Na audição da escuta é claro que Lacerda Machado diz “António Costa Silva” e não António Costa. Ou seja, está referir-se ao ministro da Economia e não ao primeiro-ministro. Mas na transcrição faltou o “Silva” e assim a confusão instalou-se, quando a escuta foi conhecida publicamente, com todos a considerarem que estava em causa o primeiro-ministro.
Qual a importância deste erro?
Manuel Magalhães e Silva, advogado de Lacerda Machado (e que também já defendeu o primeiro-ministro), afirmou à comunicação social que “foi a defesa” quem detetou o erro e que “Diogo Lacerda Machado deu sinal ao Ministério Público que havia esse lapso e o Ministério Público reconheceu.”
Ao que o Observador apurou junto da investigação, trata-se de uma gralha na transcrição da escuta para o despacho de indiciação, visto que os investigadores tinham a noção clara de que, na escuta, Lacerda Machado estava a referir-se ao ministro da Economia, António Costa Silva.
Até porque Lacerda Machado costumava referir-se ao primeiro-ministro, pela proximidade entre ambos (foi padrinho do seu casamento e amigo de longa data), apenas como “António”, como a investigação do MP e da PSP detetou ao longo do tempo em que escutou Lacerda Machado, e não como “António Costa”. Isso é possível verificar numa outra escuta, que surge no artigo 186 do despacho de indiciação, onde Lacerda se refere apenas ao primeiro nome do primeiro-ministro.

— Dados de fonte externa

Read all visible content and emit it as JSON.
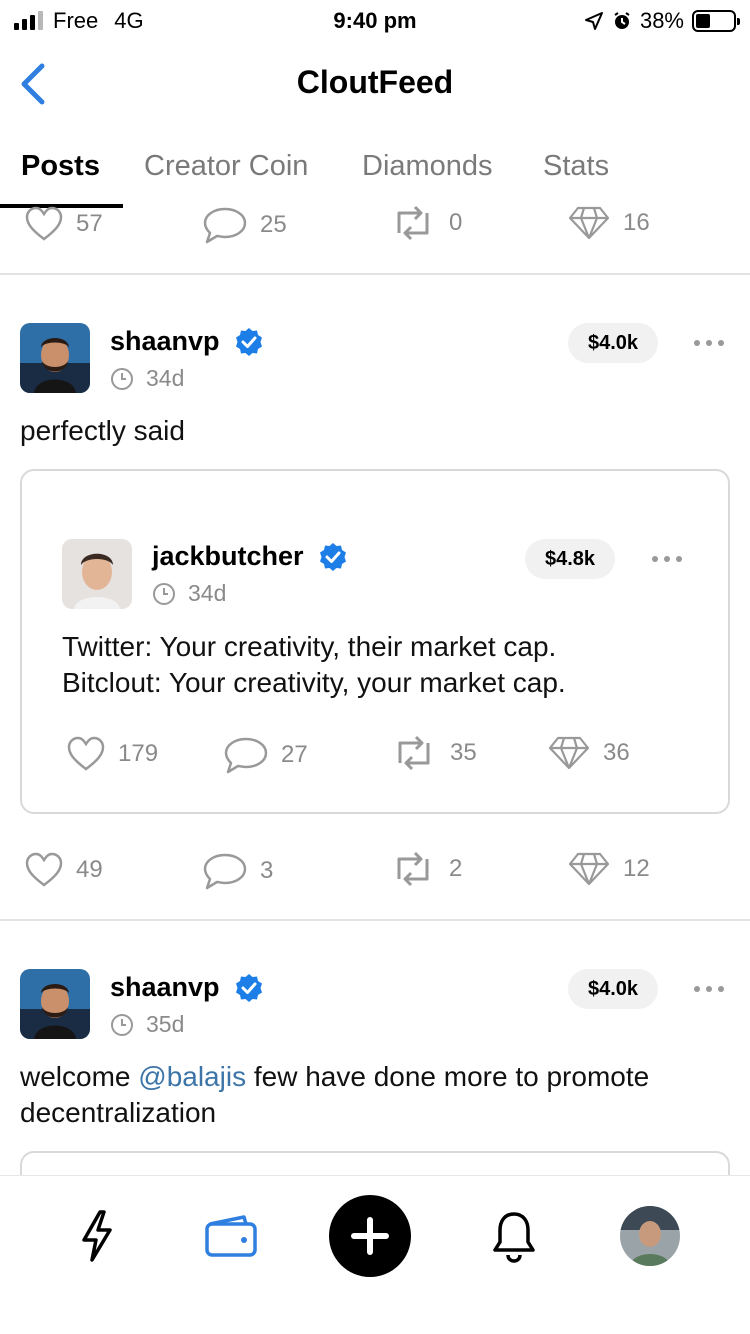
{
  "status_bar": {
    "carrier": "Free",
    "network": "4G",
    "time": "9:40 pm",
    "battery": "38%",
    "battery_level": 0.38
  },
  "header": {
    "title": "CloutFeed",
    "back_icon": "chevron-left-icon"
  },
  "tabs": [
    {
      "label": "Posts",
      "active": true
    },
    {
      "label": "Creator Coin",
      "active": false
    },
    {
      "label": "Diamonds",
      "active": false
    },
    {
      "label": "Stats",
      "active": false
    }
  ],
  "top_actions": {
    "likes": "57",
    "comments": "25",
    "reclouts": "0",
    "diamonds": "16"
  },
  "posts": [
    {
      "username": "shaanvp",
      "time": "34d",
      "coin_price": "$4.0k",
      "text": "perfectly said",
      "quote": {
        "username": "jackbutcher",
        "time": "34d",
        "coin_price": "$4.8k",
        "text_lines": [
          "Twitter: Your creativity, their market cap.",
          "Bitclout: Your creativity, your market cap."
        ],
        "actions": {
          "likes": "179",
          "comments": "27",
          "reclouts": "35",
          "diamonds": "36"
        }
      },
      "actions": {
        "likes": "49",
        "comments": "3",
        "reclouts": "2",
        "diamonds": "12"
      }
    },
    {
      "username": "shaanvp",
      "time": "35d",
      "coin_price": "$4.0k",
      "text_before": "welcome ",
      "mention": "@balajis",
      "text_after": " few have done more to promote",
      "text_line2": "decentralization"
    }
  ],
  "bottom_nav": [
    {
      "icon": "lightning-icon"
    },
    {
      "icon": "wallet-icon"
    },
    {
      "icon": "plus-icon"
    },
    {
      "icon": "bell-icon"
    },
    {
      "icon": "profile-avatar"
    }
  ],
  "colors": {
    "accent": "#2f7fe0",
    "verified": "#1d7ee8",
    "muted": "#8a8a8a",
    "mention": "#3d75a8"
  }
}
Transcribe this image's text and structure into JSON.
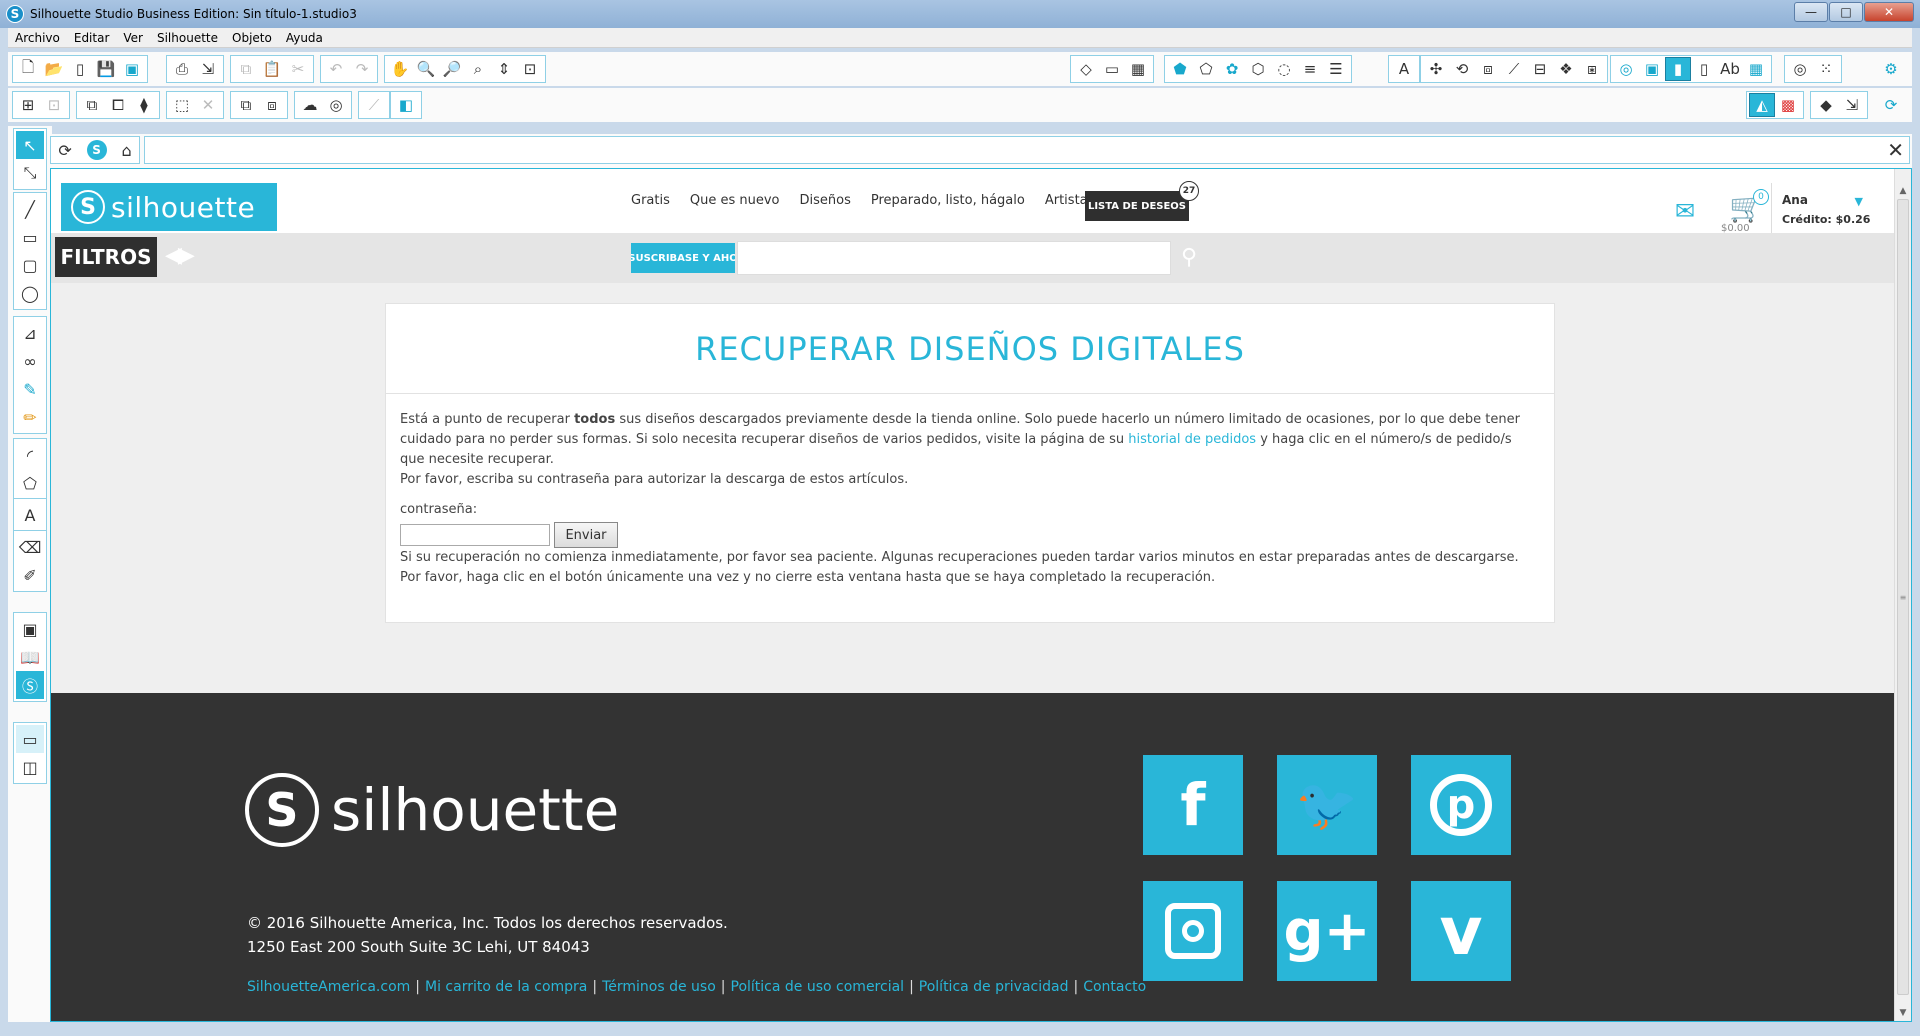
{
  "window": {
    "title": "Silhouette Studio Business Edition: Sin título-1.studio3",
    "min": "—",
    "max": "□",
    "close": "✕"
  },
  "menu": [
    "Archivo",
    "Editar",
    "Ver",
    "Silhouette",
    "Objeto",
    "Ayuda"
  ],
  "address": {
    "url": ""
  },
  "site": {
    "logo": "silhouette",
    "nav": [
      "Gratis",
      "Que es nuevo",
      "Diseños",
      "Preparado, listo, hágalo",
      "Artistas"
    ],
    "wishlist_label": "LISTA DE DESEOS",
    "wishlist_count": "27",
    "cart_count": "0",
    "cart_total": "$0.00",
    "user_name": "Ana",
    "user_credit": "Crédito: $0.26"
  },
  "filters": {
    "label": "FILTROS",
    "subscribe": "SUSCRIBASE Y AHO",
    "search_value": ""
  },
  "card": {
    "title": "RECUPERAR DISEÑOS DIGITALES",
    "p1_a": "Está a punto de recuperar ",
    "p1_bold": "todos",
    "p1_b": " sus diseños descargados previamente desde la tienda online. Solo puede hacerlo un número limitado de ocasiones, por lo que debe tener cuidado para no perder sus formas. Si solo necesita recuperar diseños de varios pedidos, visite la página de su ",
    "p1_link": "historial de pedidos",
    "p1_c": " y haga clic en el número/s de pedido/s que necesite recuperar.",
    "p2": "Por favor, escriba su contraseña para autorizar la descarga de estos artículos.",
    "pw_label": "contraseña:",
    "pw_value": "",
    "submit": "Enviar",
    "note1": "Si su recuperación no comienza inmediatamente, por favor sea paciente. Algunas recuperaciones pueden tardar varios minutos en estar preparadas antes de descargarse.",
    "note2": "Por favor, haga clic en el botón únicamente una vez y no cierre esta ventana hasta que se haya completado la recuperación."
  },
  "footer": {
    "logo": "silhouette",
    "copyright": "© 2016 Silhouette America, Inc. Todos los derechos reservados.",
    "address": "1250 East 200 South Suite 3C Lehi, UT 84043",
    "links": [
      "SilhouetteAmerica.com",
      "Mi carrito de la compra",
      "Términos de uso",
      "Política de uso comercial",
      "Política de privacidad",
      "Contacto"
    ],
    "social": [
      "facebook-icon",
      "twitter-icon",
      "pinterest-icon",
      "instagram-icon",
      "google-plus-icon",
      "vimeo-icon"
    ]
  },
  "colors": {
    "accent": "#29b6d8",
    "dark": "#333333"
  }
}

Certo é que o juiz de instrução criminal acabou por não considerar o conteúdo desse artigo 87, onde consta o lapso dos nomes, como estando fortemente indiciado.
2 A portaria erradamente citada
A 9 de setembro de 2022, o arguido Rui Oliveira Neves, advogado sócio da Morais Leitão e administrador da Start Campus, solicitou a alguém ainda não identificado a preparação de um requerimento e de “um projeto de despacho para o secretário de Estado da Energia a autorizar que a concessão da REN Gás permita também a exploração de cabos de fibra para ligação a data center e coisas do género”.

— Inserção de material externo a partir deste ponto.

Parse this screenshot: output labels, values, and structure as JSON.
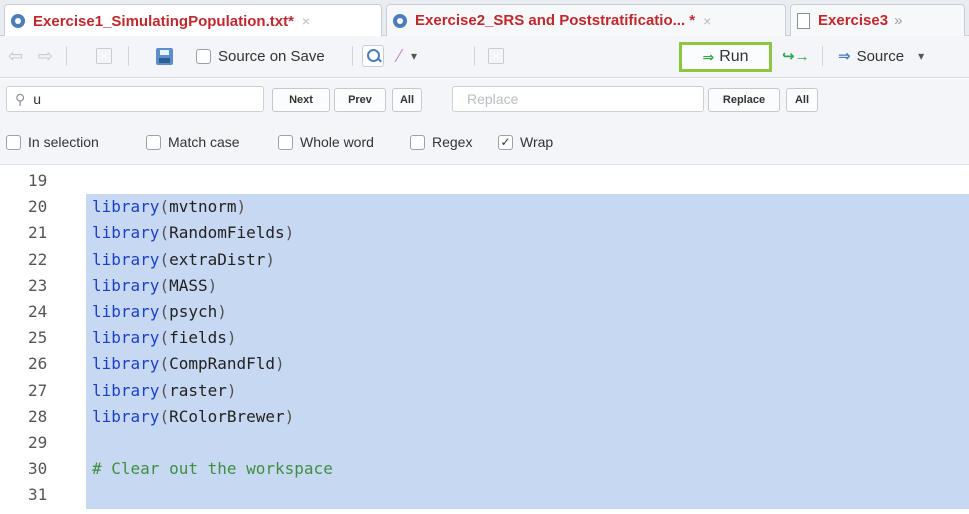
{
  "tabs": [
    {
      "label": "Exercise1_SimulatingPopulation.txt*",
      "close": "×",
      "active": true
    },
    {
      "label": "Exercise2_SRS and Poststratificatio... *",
      "close": "×",
      "active": false
    },
    {
      "label": "Exercise3",
      "more": "»",
      "active": false
    }
  ],
  "toolbar": {
    "source_on_save_label": "Source on Save",
    "run_label": "Run",
    "source_label": "Source",
    "dropdown_caret": "▾"
  },
  "find": {
    "value": "u",
    "next_label": "Next",
    "prev_label": "Prev",
    "all_label": "All",
    "replace_placeholder": "Replace",
    "replace_label": "Replace",
    "replace_all_label": "All",
    "options": [
      {
        "label": "In selection",
        "checked": false
      },
      {
        "label": "Match case",
        "checked": false
      },
      {
        "label": "Whole word",
        "checked": false
      },
      {
        "label": "Regex",
        "checked": false
      },
      {
        "label": "Wrap",
        "checked": true
      }
    ]
  },
  "editor": {
    "lines": [
      {
        "num": "19",
        "fn": "",
        "arg": "",
        "comment": "",
        "selected": false
      },
      {
        "num": "20",
        "fn": "library",
        "arg": "mvtnorm",
        "comment": "",
        "selected": true
      },
      {
        "num": "21",
        "fn": "library",
        "arg": "RandomFields",
        "comment": "",
        "selected": true
      },
      {
        "num": "22",
        "fn": "library",
        "arg": "extraDistr",
        "comment": "",
        "selected": true
      },
      {
        "num": "23",
        "fn": "library",
        "arg": "MASS",
        "comment": "",
        "selected": true
      },
      {
        "num": "24",
        "fn": "library",
        "arg": "psych",
        "comment": "",
        "selected": true
      },
      {
        "num": "25",
        "fn": "library",
        "arg": "fields",
        "comment": "",
        "selected": true
      },
      {
        "num": "26",
        "fn": "library",
        "arg": "CompRandFld",
        "comment": "",
        "selected": true
      },
      {
        "num": "27",
        "fn": "library",
        "arg": "raster",
        "comment": "",
        "selected": true
      },
      {
        "num": "28",
        "fn": "library",
        "arg": "RColorBrewer",
        "comment": "",
        "selected": true
      },
      {
        "num": "29",
        "fn": "",
        "arg": "",
        "comment": "",
        "selected": true
      },
      {
        "num": "30",
        "fn": "",
        "arg": "",
        "comment": "# Clear out the workspace",
        "selected": true
      },
      {
        "num": "31",
        "fn": "",
        "arg": "",
        "comment": "",
        "selected": true
      }
    ]
  }
}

Tal rascunho de portaria deveria ser entregue ao então secretário de Estado João Galamba — o que terá alegadamente acontecido duas semanas depois.
A portaria em questão seria alegadamente, segundo cita o Ministério Público no despacho de indiciação, a Portaria n.º 248/2022 de 29 de setembro que, por sua vez, alterava vários artigos da Portaria n.º 96/2004 de 23 de janeiro.

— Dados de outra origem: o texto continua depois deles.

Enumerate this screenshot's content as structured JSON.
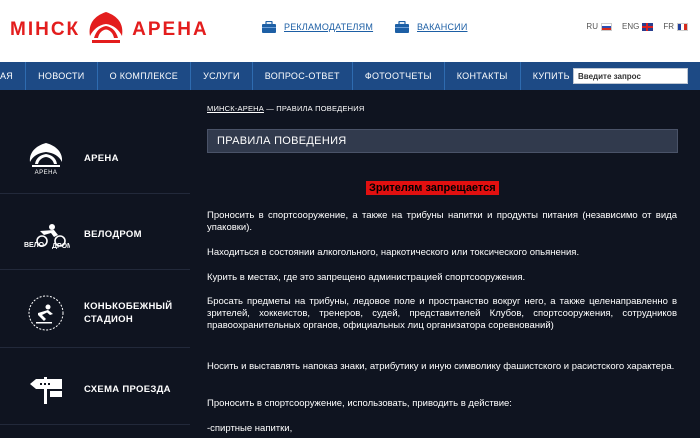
{
  "header": {
    "logo_left": "МIНСК",
    "logo_right": "АРЕНА",
    "links": [
      {
        "label": "РЕКЛАМОДАТЕЛЯМ",
        "icon": "briefcase-icon"
      },
      {
        "label": "ВАКАНСИИ",
        "icon": "briefcase-icon"
      }
    ],
    "languages": [
      {
        "code": "RU",
        "flag": "ru"
      },
      {
        "code": "ENG",
        "flag": "en"
      },
      {
        "code": "FR",
        "flag": "fr"
      }
    ]
  },
  "nav": {
    "items": [
      "АЯ",
      "НОВОСТИ",
      "О КОМПЛЕКСЕ",
      "УСЛУГИ",
      "ВОПРОС-ОТВЕТ",
      "ФОТООТЧЕТЫ",
      "КОНТАКТЫ",
      "КУПИТЬ БИЛЕТ"
    ],
    "search_placeholder": "Введите запрос"
  },
  "sidebar": {
    "items": [
      {
        "label": "АРЕНА",
        "icon": "arena-icon",
        "caption": "АРЕНА"
      },
      {
        "label": "ВЕЛОДРОМ",
        "icon": "velodrome-icon",
        "caption": ""
      },
      {
        "label": "КОНЬКОБЕЖНЫЙ СТАДИОН",
        "icon": "skating-stadium-icon",
        "caption": ""
      },
      {
        "label": "СХЕМА ПРОЕЗДА",
        "icon": "signpost-icon",
        "caption": ""
      }
    ]
  },
  "main": {
    "breadcrumb_link": "МИНСК-АРЕНА",
    "breadcrumb_sep": " — ",
    "breadcrumb_current": "ПРАВИЛА ПОВЕДЕНИЯ",
    "title": "ПРАВИЛА ПОВЕДЕНИЯ",
    "forbidden_heading": "Зрителям запрещается",
    "paragraphs": [
      "Проносить в спортсооружение, а также на трибуны напитки и продукты питания (независимо от вида упаковки).",
      "Находиться в состоянии алкогольного, наркотического или токсического опьянения.",
      "Курить в местах, где это запрещено администрацией спортсооружения.",
      "Бросать предметы на трибуны, ледовое поле и пространство вокруг него, а также целенаправленно в зрителей, хоккеистов, тренеров, судей, представителей Клубов, спортсооружения, сотрудников правоохранительных органов, официальных лиц организатора соревнований)",
      "Носить и выставлять напоказ знаки, атрибутику и иную символику фашистского и расистского характера.",
      "Проносить в спортсооружение, использовать, приводить в действие:",
      " -спиртные напитки,"
    ]
  },
  "colors": {
    "brand_red": "#e31d1d",
    "nav_blue": "#1d4a85",
    "page_bg": "#0f1420",
    "title_bar": "#313a4d",
    "highlight_red": "#e11010"
  }
}
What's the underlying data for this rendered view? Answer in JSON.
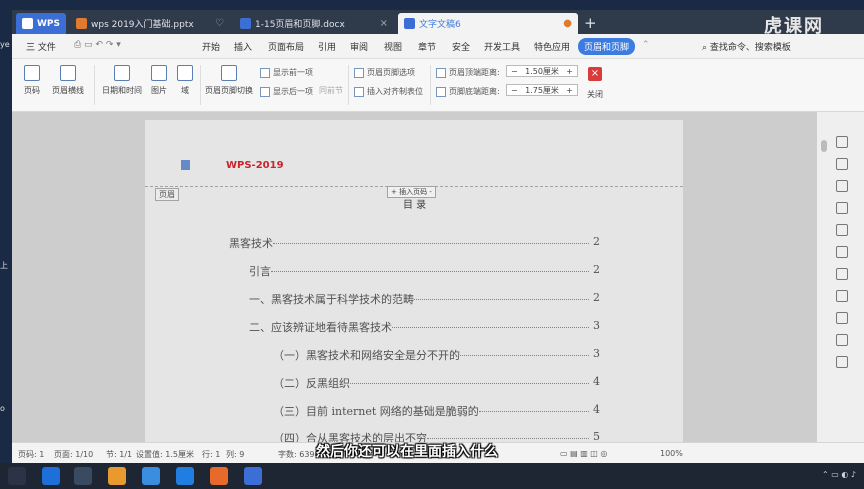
{
  "tabs": [
    {
      "label": "WPS",
      "color": "#3c6fd6"
    },
    {
      "label": "wps 2019入门基础.pptx",
      "color": "#e07a2e"
    },
    {
      "label": "1-15页眉和页脚.docx",
      "color": "#3c6fd6"
    },
    {
      "label": "文字文稿6",
      "color": "#3c6fd6"
    }
  ],
  "watermark": "虎课网",
  "menu": {
    "file": "三 文件",
    "items": [
      "开始",
      "插入",
      "页面布局",
      "引用",
      "审阅",
      "视图",
      "章节",
      "安全",
      "开发工具",
      "特色应用"
    ],
    "selected": "页眉和页脚",
    "search": "查找命令、搜索模板"
  },
  "ribbon": {
    "page_number": "页码",
    "header_border": "页眉横线",
    "date_time": "日期和时间",
    "picture": "图片",
    "field": "域",
    "header_footer_switch": "页眉页脚切换",
    "show_prev": "显示前一项",
    "show_next": "显示后一项",
    "same_as_prev": "同前节",
    "header_footer_options": "页眉页脚选项",
    "insert_align_tab": "插入对齐制表位",
    "header_top_label": "页眉顶端距离:",
    "header_top_value": "1.50厘米",
    "footer_bottom_label": "页脚底端距离:",
    "footer_bottom_value": "1.75厘米",
    "close": "关闭"
  },
  "page": {
    "header_text": "WPS-2019",
    "header_label": "页眉",
    "insert_page_number": "+ 插入页码 -",
    "contents_title": "目 录",
    "toc": [
      {
        "text": "黑客技术",
        "page": "2",
        "indent": 0
      },
      {
        "text": "引言",
        "page": "2",
        "indent": 1
      },
      {
        "text": "一、黑客技术属于科学技术的范畴",
        "page": "2",
        "indent": 1
      },
      {
        "text": "二、应该辨证地看待黑客技术",
        "page": "3",
        "indent": 1
      },
      {
        "text": "（一）黑客技术和网络安全是分不开的",
        "page": "3",
        "indent": 2
      },
      {
        "text": "（二）反黑组织",
        "page": "4",
        "indent": 2
      },
      {
        "text": "（三）目前 internet 网络的基础是脆弱的",
        "page": "4",
        "indent": 2
      },
      {
        "text": "（四）合从黑客技术的层出不穷",
        "page": "5",
        "indent": 2
      }
    ]
  },
  "status": {
    "page": "页码: 1",
    "pages": "页面: 1/10",
    "section": "节: 1/1",
    "setting": "设置值: 1.5厘米",
    "row": "行: 1",
    "col": "列: 9",
    "words": "字数: 6390",
    "zoom": "100%"
  },
  "subtitle": "然后你还可以在里面插入什么",
  "desktop": [
    "ye",
    "上",
    "o"
  ],
  "colors": {
    "accent": "#3c7ce0",
    "header_red": "#d4252b",
    "close_red": "#d83b3b"
  }
}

De acordo com o jornal Expresso, que detetou o erro, a Portaria nº 248/2022 nada tem a ver com o projeto da Start Campus nem com o projeto de uso dos terrenos dos gasodutos da REN para a passagem de cabos de fibra. O que está em causa nesta portaria referida pelo Ministério Público no despacho de indiciação é a uma autorização para que nos terrenos de antigas centrais termoelétricas e hidroelétricas pudessem vir a ser desenvolvidos projetos diferentes das originais, e com fontes de energia diferentes das tradicionais.
O erro da Portaria é relevante?
Sim, até porque não se percebe muito bem o que aconteceu.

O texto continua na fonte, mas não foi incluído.